Elsewhere in his books Prabhupada varies the Sanskrit words used in this connection. For example, in his Srimad-Bhagavatam commentary (7.13.25) he writes, “Pa means parishrama, very hard labor.” In Teachings of Queen Kunti (Chapter 26) he adds “frustration” (vyartha, for ba)* and “fear” (bhaya, for bha). But despite these and other minor variations, the result is always the same: pavarga, the miseries of material existence, are only counteracted by apavarga, or Krishna, the source of both matter and spirit.

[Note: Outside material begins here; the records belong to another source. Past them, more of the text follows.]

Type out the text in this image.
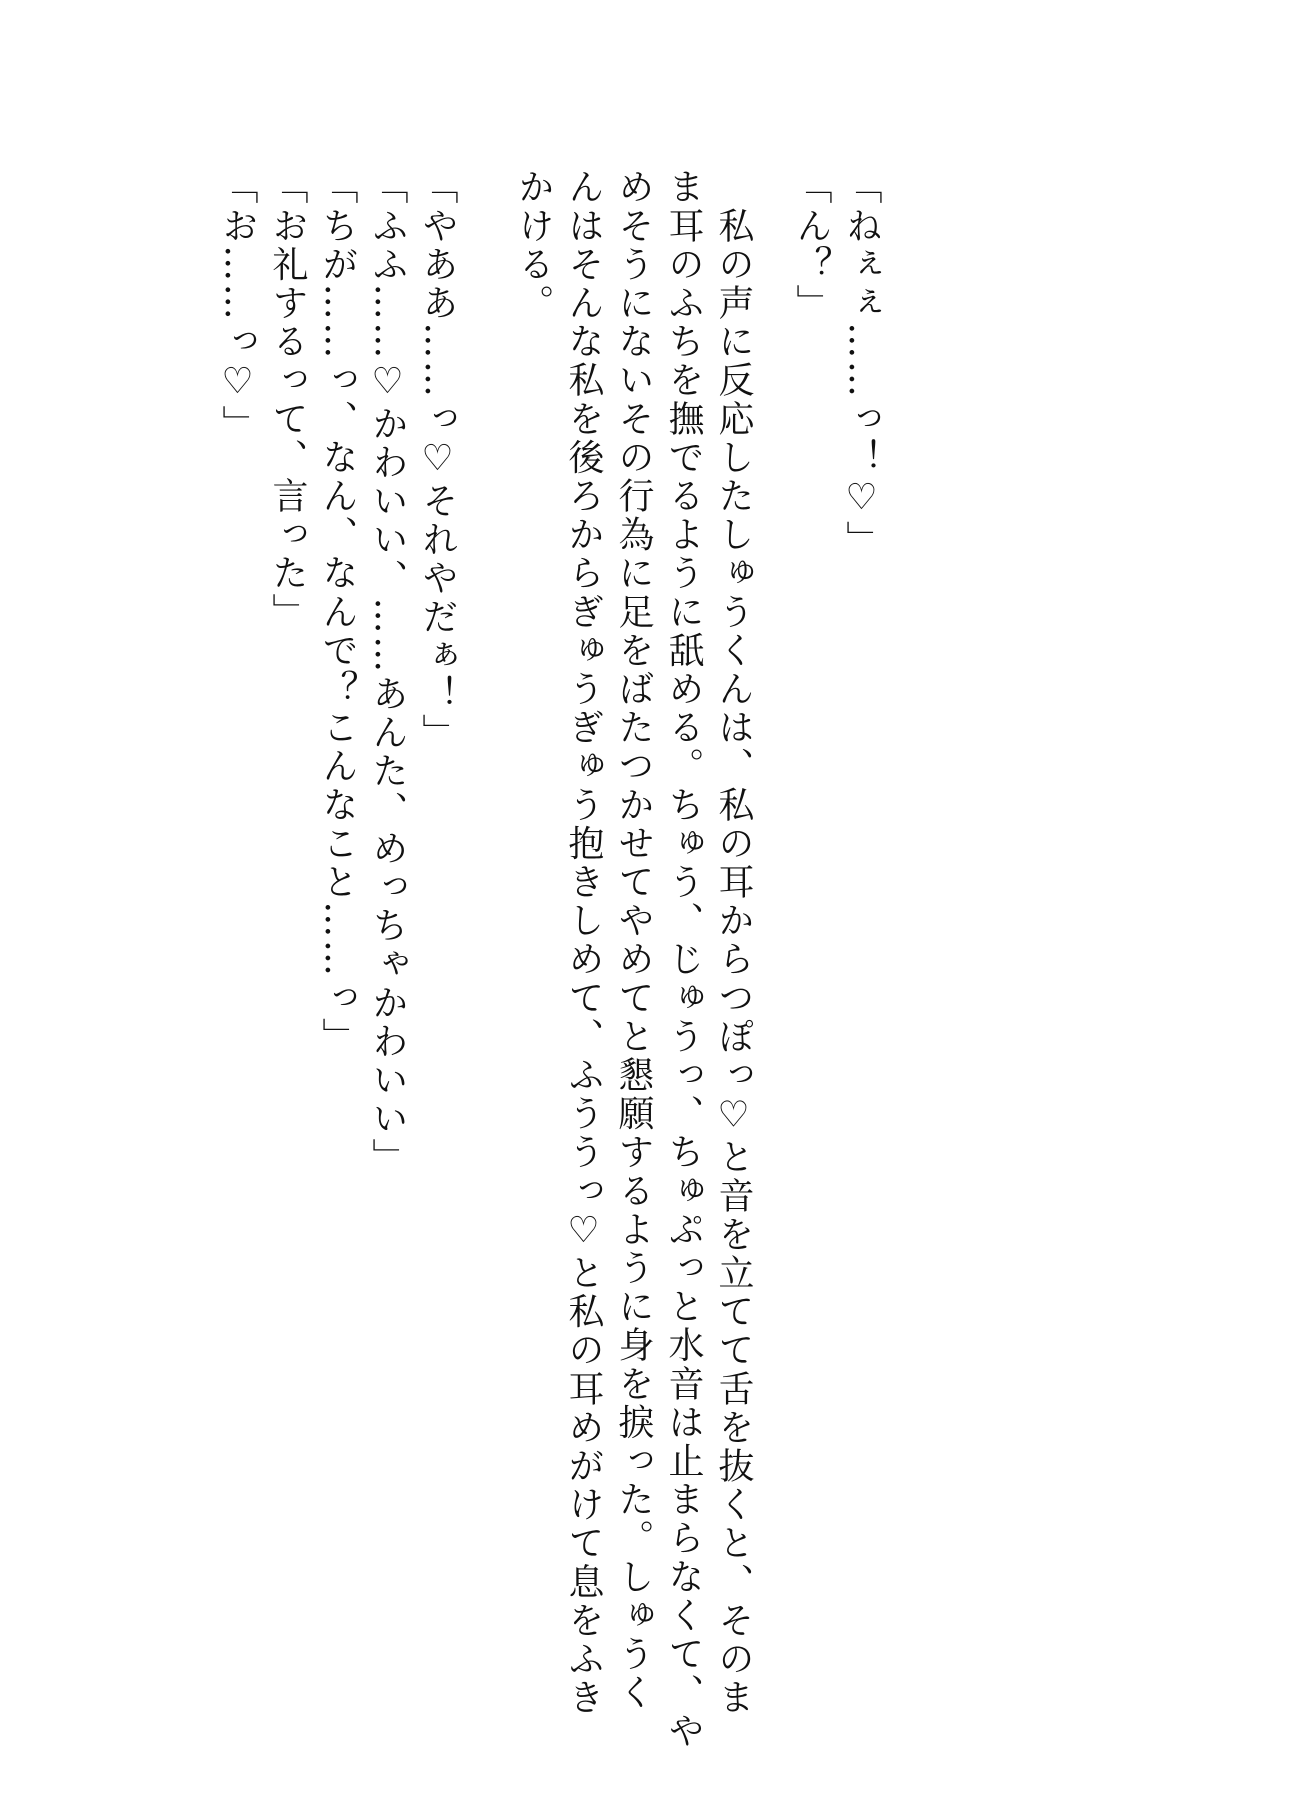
「ねぇぇ……っ！♡」
「ん？」
　私の声に反応したしゅうくんは、私の耳からつぽっ♡と音を立てて舌を抜くと、そのま
ま耳のふちを撫でるように舐める。ちゅう、じゅうっ、ちゅぷっと水音は止まらなくて、や
めそうにないその行為に足をばたつかせてやめてと懇願するように身を捩った。しゅうく
んはそんな私を後ろからぎゅうぎゅう抱きしめて、ふううっ♡と私の耳めがけて息をふき
かける。
「やああ……っ♡それやだぁ！」
「ふふ……♡かわいい、……あんた、めっちゃかわいい」
「ちが……っ、なん、なんで？こんなこと……っ」
「お礼するって、言った」
「お……っ♡」
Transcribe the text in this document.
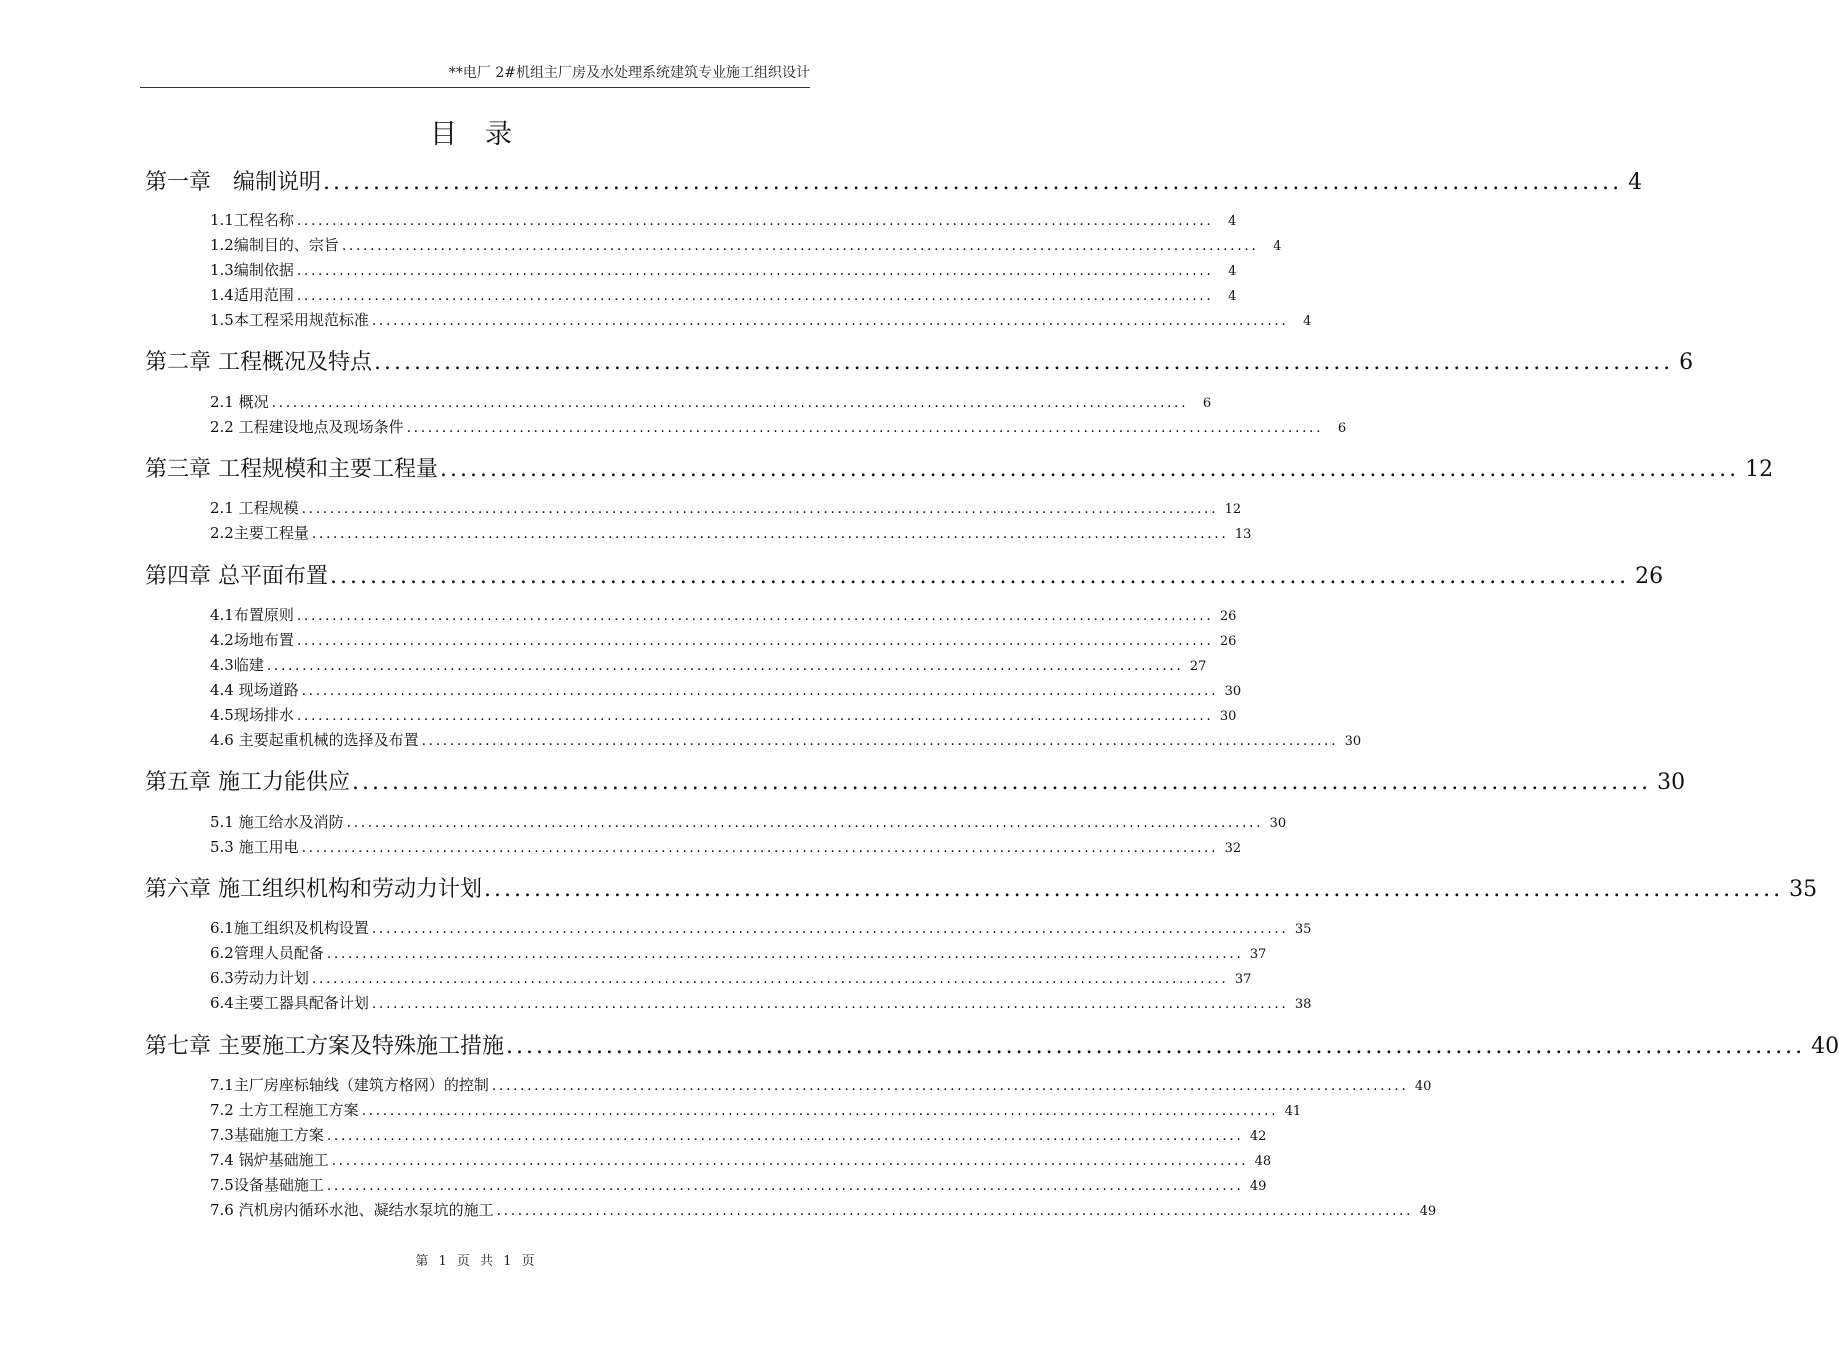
**电厂 2#机组主厂房及水处理系统建筑专业施工组织设计
目录
第一章　编制说明 .................................................................................................................................. 4
1.1工程名称 ..................................................................................................................................	4
1.2编制目的、宗旨 ..................................................................................................................................	4
1.3编制依据 ..................................................................................................................................	4
1.4适用范围 ..................................................................................................................................	4
1.5本工程采用规范标准 ..................................................................................................................................	4
第二章 工程概况及特点 .................................................................................................................................. 6
2.1 概况 ..................................................................................................................................	6
2.2 工程建设地点及现场条件 ..................................................................................................................................	6
第三章 工程规模和主要工程量 .................................................................................................................................. 12
2.1 工程规模 .................................................................................................................................. 12
2.2主要工程量 .................................................................................................................................. 13
第四章 总平面布置 .................................................................................................................................. 26
4.1布置原则 .................................................................................................................................. 26
4.2场地布置 .................................................................................................................................. 26
4.3临建 .................................................................................................................................. 27
4.4 现场道路 .................................................................................................................................. 30
4.5现场排水 .................................................................................................................................. 30
4.6 主要起重机械的选择及布置 .................................................................................................................................. 30
第五章 施工力能供应 .................................................................................................................................. 30
5.1 施工给水及消防 .................................................................................................................................. 30
5.3 施工用电 .................................................................................................................................. 32
第六章 施工组织机构和劳动力计划 .................................................................................................................................. 35
6.1施工组织及机构设置 .................................................................................................................................. 35
6.2管理人员配备 .................................................................................................................................. 37
6.3劳动力计划 .................................................................................................................................. 37
6.4主要工器具配备计划 .................................................................................................................................. 38
第七章 主要施工方案及特殊施工措施 .................................................................................................................................. 40
7.1主厂房座标轴线（建筑方格网）的控制 .................................................................................................................................. 40
7.2 土方工程施工方案 .................................................................................................................................. 41
7.3基础施工方案 .................................................................................................................................. 42
7.4 锅炉基础施工 .................................................................................................................................. 48
7.5设备基础施工 .................................................................................................................................. 49
7.6 汽机房内循环水池、凝结水泵坑的施工 .................................................................................................................................. 49
第 1 页 共 1 页
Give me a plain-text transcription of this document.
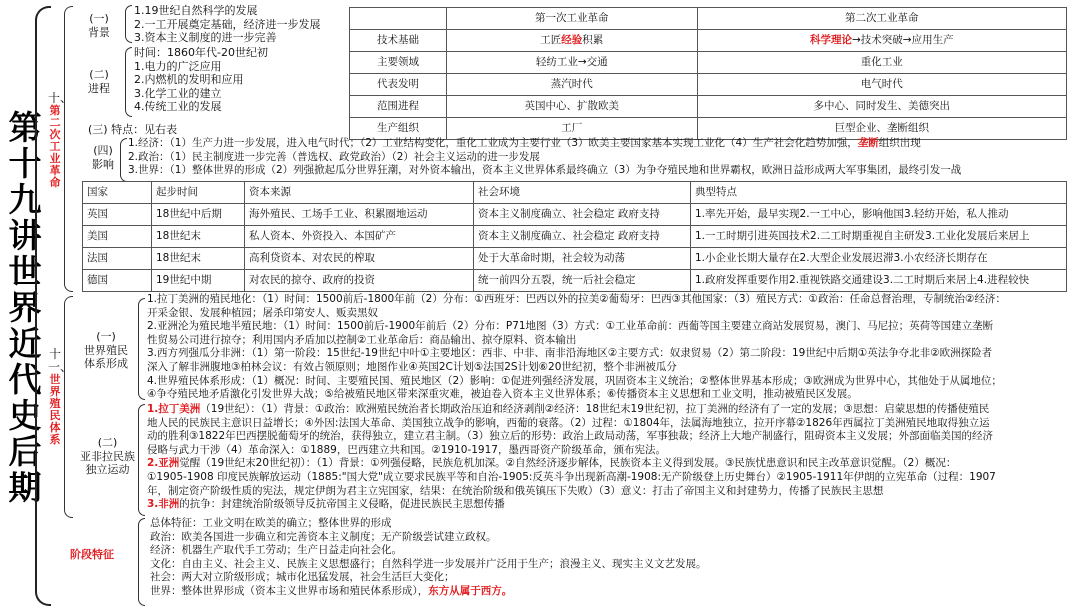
第十九讲 世界近代史后期
十、
第二次工业革命
十一、
世界殖民体系
(一)
背景
1.19世纪自然科学的发展
2.一工开展奠定基础，经济进一步发展
3.资本主义制度的进一步完善
(二)
进程
时间：1860年代-20世纪初
1.电力的广泛应用
2.内燃机的发明和应用
3.化学工业的建立
4.传统工业的发展
(三) 特点：见右表
	第一次工业革命	第二次工业革命
技术基础	工匠经验积累	科学理论→技术突破→应用生产
主要领域	轻纺工业→交通	重化工业
代表发明	蒸汽时代	电气时代
范围进程	英国中心、扩散欧美	多中心、同时发生、美德突出
生产组织	工厂	巨型企业、垄断组织
(四)
影响
1.经济：（1）生产力进一步发展，进入电气时代；（2）工业结构变化，重化工业成为主要行业（3）欧美主要国家基本实现工业化（4）生产社会化趋势加强，垄断组织出现
2.政治：（1）民主制度进一步完善（普选权、政党政治）（2）社会主义运动的进一步发展
3.世界：（1）整体世界的形成（2）列强掀起瓜分世界狂潮，对外资本输出，资本主义世界体系最终确立（3）为争夺殖民地和世界霸权，欧洲日益形成两大军事集团，最终引发一战
国家	起步时间	资本来源	社会环境	典型特点
英国	18世纪中后期	海外殖民、工场手工业、积累圈地运动	资本主义制度确立、社会稳定 政府支持	1.率先开始，最早实现2.一工中心，影响他国3.轻纺开始，私人推动
美国	18世纪末	私人资本、外资投入、本国矿产	资本主义制度确立、社会稳定 政府支持	1.一工时期引进英国技术2.二工时期重视自主研发3.工业化发展后来居上
法国	18世纪末	高利贷资本、对农民的榨取	处于大革命时期，社会较为动荡	1.小企业长期大量存在2.大型企业发展迟滞3.小农经济长期存在
德国	19世纪中期	对农民的掠夺、政府的投资	统一前四分五裂，统一后社会稳定	1.政府发挥重要作用2.重视铁路交通建设3.二工时期后来居上4.进程较快
(一)
世界殖民
体系形成
1.拉丁美洲的殖民地化：（1）时间：1500前后-1800年前（2）分布：①西班牙：巴西以外的拉美②葡萄牙：巴西③其他国家：（3）殖民方式：①政治：任命总督治理，专制统治②经济：
开采金银、发展种植园；屠杀印第安人、贩卖黑奴
2.亚洲沦为殖民地半殖民地：（1）时间：1500前后-1900年前后（2）分布：P71地图（3）方式：①工业革命前：西葡等国主要建立商站发展贸易，澳门、马尼拉；英荷等国建立垄断
性贸易公司进行掠夺；利用国内矛盾加以控制②工业革命后：商品输出、掠夺原料、资本输出
3.西方列强瓜分非洲：（1）第一阶段：15世纪-19世纪中叶①主要地区：西非、中非、南非沿海地区②主要方式：奴隶贸易（2）第二阶段：19世纪中后期①英法争夺北非②欧洲探险者
深入了解非洲腹地③柏林会议：有效占领原则；地图作业④英国2C计划⑤法国2S计划⑥20世纪初，整个非洲被瓜分
4.世界殖民体系形成：（1）概况：时间、主要殖民国、殖民地区（2）影响：①促进列强经济发展，巩固资本主义统治；②整体世界基本形成；③欧洲成为世界中心，其他处于从属地位；
④争夺殖民地矛盾激化引发世界大战；⑤给被殖民地区带来深重灾难，被迫卷入资本主义世界体系；⑥传播资本主义思想和工业文明，推动被殖民区发展。
(二)
亚非拉民族
独立运动
1.拉丁美洲（19世纪）：（1）背景：①政治：欧洲殖民统治者长期政治压迫和经济剥削②经济：18世纪末19世纪初，拉丁美洲的经济有了一定的发展；③思想：启蒙思想的传播使殖民
地人民的民族民主意识日益增长；④外因:法国大革命、美国独立战争的影响，西葡的衰落。（2）过程：①1804年，法属海地独立，拉开序幕②1826年西属拉丁美洲殖民地取得独立运
动的胜利③1822年巴西摆脱葡萄牙的统治，获得独立，建立君主制。（3）独立后的形势：政治上政局动荡，军事独裁；经济上大地产制盛行，阻碍资本主义发展；外部面临美国的经济
侵略与武力干涉（4）革命深入：①1889，巴西建立共和国。②1910-1917，墨西哥资产阶级革命，颁布宪法。
2.亚洲觉醒（19世纪末20世纪初）：（1）背景：①列强侵略，民族危机加深。②自然经济逐步解体，民族资本主义得到发展。③民族忧患意识和民主改革意识觉醒。（2）概况：
①1905-1908 印度民族解放运动（1885:"国大党"成立要求民族平等和自治-1905:反英斗争出现新高潮-1908:无产阶级登上历史舞台）②1905-1911年伊朗的立宪革命（过程：1907
年，制定资产阶级性质的宪法，规定伊朗为君主立宪国家，结果：在统治阶级和俄英镇压下失败）（3）意义：打击了帝国主义和封建势力，传播了民族民主思想
3.非洲的抗争：封建统治阶级领导反抗帝国主义侵略，促进民族民主思想传播
阶段特征
总体特征：工业文明在欧美的确立；整体世界的形成
政治：欧美各国进一步确立和完善资本主义制度；无产阶级尝试建立政权。
经济：机器生产取代手工劳动；生产日益走向社会化。
文化：自由主义、社会主义、民族主义思想盛行；自然科学进一步发展并广泛用于生产；浪漫主义、现实主义文艺发展。
社会：两大对立阶级形成；城市化迅猛发展，社会生活巨大变化；
世界：整体世界形成（资本主义世界市场和殖民体系形成），东方从属于西方。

Srila Prabhupada’s disciple Gour Govinda Maharaja elaborates on the journey from pavarga to apavarga:
Pa is taken to stand for parishrama, hard labor – gardabhera mata ami kari parishrama – those on the path of pa-varga toil like an ass. Then pha. From such hard toil, phena, foam, will come out from your mouth. Then comes ba, which stands for bishada, lamentation, disappointment, and pessimism. Following that is bha, which stands for bhaya, fear. In this world there is fear at every moment. “Oh, there is war declared now! What shall we do? Now we’ll die! Everything will be destroyed.” The last letter, ma, stands for mrityu, death. These five alphabets are pa-varga. Those who do not tread the path of hard labor, foam coming from the mouth, lamentation, fear, leading ultimately only to death, are said to be treading the path of a-pa-varga. Kapila Muni [Srimad-Bhagavatam 3.25.25] says, ashv apavarga-vartmani – you should tread the path of a-pa-varga, the path of liberation, the path of devotional service. Then, shraddha ratir bhaktir anukramishyati – gradually you’ll develop shraddha, faith; rati, taste; and ultimately pure bhakti.
(Lecture, Bhubaneswar, India, January 15, 1991)
So the term pa-varga can be a mnemonic that uses letters of the Sanskrit alphabet to remind us of specific aspects of misery in the material world. It affords devotees an outline of the life of embodied beings. The most common listing would be as follows:
pa – parabhava, “defeat” (sometimes also parishrama, “hard labor”)
pha: phena, “foam”
ba – bandha, “bondage” (sometimes vyartha – “frustration”)
bha – bhaya or bhiti, “fear”
ma – mrityu, “death”
Because pavarga can be overcome only by surrendering to Krishna, He is known as Anapavarga-virya (ana, “without”; pavarga, “the materialistic way of life”; virya, “prowess”). Following the commentator Sridhara Svami, Srila Prabhupada translates this name as “one whose prowess is never defeated.” (See Srimad-Bhagavatam 4.30.43.) Indeed, for us mortals, material tribulation seems insurmountable, attacking us from every angle, but if we take shelter of Krishna, who is more powerful than anyone or anything in existence, our liberation from misery is guaranteed.
Spiritual Consonants
Here’s one more take on the word apavarga. Extrapolating freely by taking the pa group as representative of all the others, one could interpret apavarga (a-pavarga) as meaning “without consonants.” If we chant the Hare Krishna maha-mantra – Hare Krishna, Hare Krishna, Krishna Krishna, Hare Hare/ Hare Rama, Hare Rama, Rama Rama, Hare Hare – we approach liberation by engaging spiritual sound vibration, forgoing material consonants (which make up material words) in favor of spiritual ones. Indeed, if we wish to overcome material miseries as understood by the word pavarga, as elucidated in this article, we must enter the world of spiritual sound vibration, where Krishna beckons us with the mellifluous tones of His alluring flute.
*In Bengali, v is pronounced as b, and so this alternative is often found in Bengali texts.